We went to the Emirates Stadium, my eldest son and I, to watch his team, Arsenal, take on Aston Villa. Our seats were high above the pitch, in the Clock End. On either side of us, red-backed seats undulated like a great wave around the ground. Below us, on to a verdant carpet, doll-sized gladiators ran out of the tunnel, and 60,000 voices roared their approval. And I thought I was going to cry. Me?
It was overwhelming, the collective emotion, the passion. It was football.
Earlier, on the way to the ground, in a fit of enthusiasm for the project, and thinking it might be a long time until we were back in civilisation, I bought my son a sandwich on foccacia bread in an Islington cafe with a carefully distressed wall. I had haricot-bean soup, served by a skinny young waiter with a ponytail and arty tattoos who looked like he’d shatter if a ball hit him. Not a supporter in sight.
“Where’s everyone else?” I asked my son, suspecting that I hadn’t quite got the hang of match-day fare.
“Having a pie and pint down the road,” he said, through a mouthful of walnuts.
The game started and when all the shorts were still pristine, and hope fresh, Arsenal scored! We, the thousands, roared; we were on our feet, our blood was fizzing.

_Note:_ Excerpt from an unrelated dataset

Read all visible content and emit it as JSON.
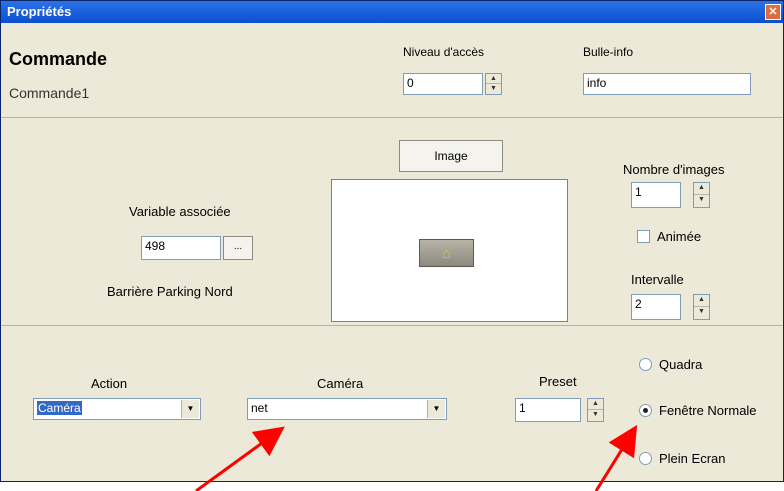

I had thought English football would be rougher, more feral. I had thought it would be like a Bay City Rollers concert circa 1972; all stripy scarves and bovver boots, and boys with bad haircuts chucking cans on the pitch. But we sat among groups of men with tasselled loafers and girls with manicures, and bonny youths with nothing more malicious in their minds than defeating the opposition.
By the end of the first half Villa had equalised. I reminded myself that half-time isn’t called “the interval” and that when the dollies ran back out, play would change ends. I desperately didn’t want to embarrass myself by jumping out of my seat and cheering if Villa scored.

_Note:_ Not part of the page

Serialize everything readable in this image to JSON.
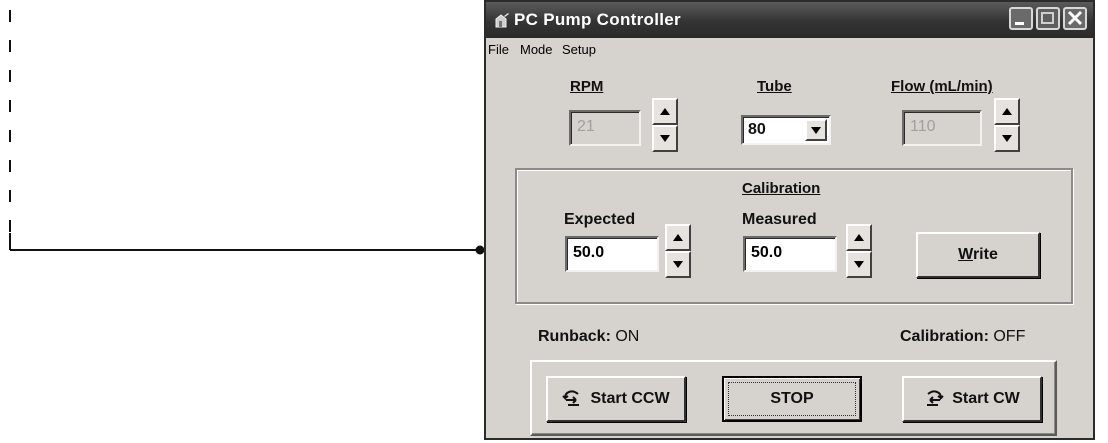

It was a premonition. Villa did score, and scored again. An Arsenal player was sent off. To my left Arsène Wenger stood on the painted white line, tense, still.
The dolls were dropping to the ground. Every few minutes another one would collapse – a puppet with shorn strings – and medics would run on and off with empty stretchers. The referee was still standing, despite the invective: presumably he closed down all his chakras in the dressing room.
And then the chant started. “Spend some f***ing money. Spend some f***ing money.” It was as riotous as these reasonable fans had got. This repeated message to their beady, cerebral manager to loosen the purse strings and buy someone who could put the ball in the back of the net.
Below us the Villa fans, in their own micro-climate, took off their shirts and waved them in the air. The Arsenal crowd sagged, heads dipped into palms. People began to leave: the magnificent stadium began to empty.
We walked in a long ribbon of disappointment through Islington. “Are you gutted?” I asked my son, because I know the vocabulary. His answer was lost in the throng of disheartened fans gliding down Upper Street, past the chichi boutiques, piquant antique shops and delicate restaurants, where everything, except a world-class striker, is available at a price.